Para testar a capacidade intelectual dos computadores em diferentes campos, jogava-se às vezes dama ou xadrez ou qualquer outro jogo com eles. Programava-se as regras do jogo em sua memória, sendo instruído a encontrar, em cada situação do jogo, os lances possíveis. Para cada um desses lances ele levava em conta os possíveis lances do adversário, depois seus próprios lances seguintes e assim por diante. Ele obtinha desta forma uma tabela das diferentes situações de jogo que poderiam ocorrer, por exemplo, cinco lances mais tarde. Em seguida avaliava, segundo certas normas, quão desfavoráveis eram essas situações e escolhia assim o lance que segundo essa análise era mais vantajoso, e o transmitia à máquina de escrever. O computador havia recebido com outras palavras aproximadamente as mesmas instruções que um principiante normalmente recebe, e para cada lance levava em consideração a situação do jogo. Não devemos no entanto esquecer que um computador analisa o jogo de uma forma que se diferencia totalmente da humana, pois sua unidade lógica é conectada segundo outros princípios que não os do cérebro.

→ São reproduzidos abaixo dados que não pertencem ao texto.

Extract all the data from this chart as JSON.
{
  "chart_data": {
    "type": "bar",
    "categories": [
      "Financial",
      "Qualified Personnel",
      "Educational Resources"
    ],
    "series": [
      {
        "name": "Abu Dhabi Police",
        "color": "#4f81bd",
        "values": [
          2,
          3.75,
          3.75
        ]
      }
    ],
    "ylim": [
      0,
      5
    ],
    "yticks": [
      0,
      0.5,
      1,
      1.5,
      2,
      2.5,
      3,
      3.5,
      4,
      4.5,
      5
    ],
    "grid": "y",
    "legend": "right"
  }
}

Um computador que aprendera um jogo podia exercitar sua habilidade sem auxílio de novas instruções. Desta forma todas as situações de jogo eram armazenadas em sua memória. Se uma situação igual ou semelhante surgia num jogo posterior, o computador podia evitar um lance que lhe trazia desvantagens e escolher um outro que lhe traria ganhos, em outras palavras, podia tirar proveito de sua experiência. Desde que sua memória tivesse suficiente capacidade, o computador podia continuar a aperfeiçoar-se no jogo. Era normal que um computador vencesse quem o havia codificado na arte do jogo, mesmo que este fosse um bom jogador. O aprendiz superava sem dificuldade o mestre.

 

O computador e os matemáticos

A capacidade superior de combinação que já os primeiros computadores demonstraram, entre outras coisas jogando xadrez, teve importantes utilizações em outros campos. Os primeiros a aproveitá-la foram os matemáticos. Os avanços da matemática se tornaram mais rápidos graças aos computadores, e novos caminhos, instransponíveis durante a Era Pré-Informática, foram encontrados.

Com isto a matemática entrou em uma nova fase. Ela só poderia desenvolver-se mais amplamente através de um trabalho conjunto entre computadores e matemáticos. Esta simbiose caracterizou-se no início pelo fato de que os matemáticos colocavam o problema e programavam os computadores, após o que, o verdadeiro trabalho, a solução do problema, era realizado pelos computadores. Estes transmitiam a solução aos matemáticos, que podiam especular mais amplamente sobre as conseqüências e eventualmente formular novos problemas que os computadores podiam resolver.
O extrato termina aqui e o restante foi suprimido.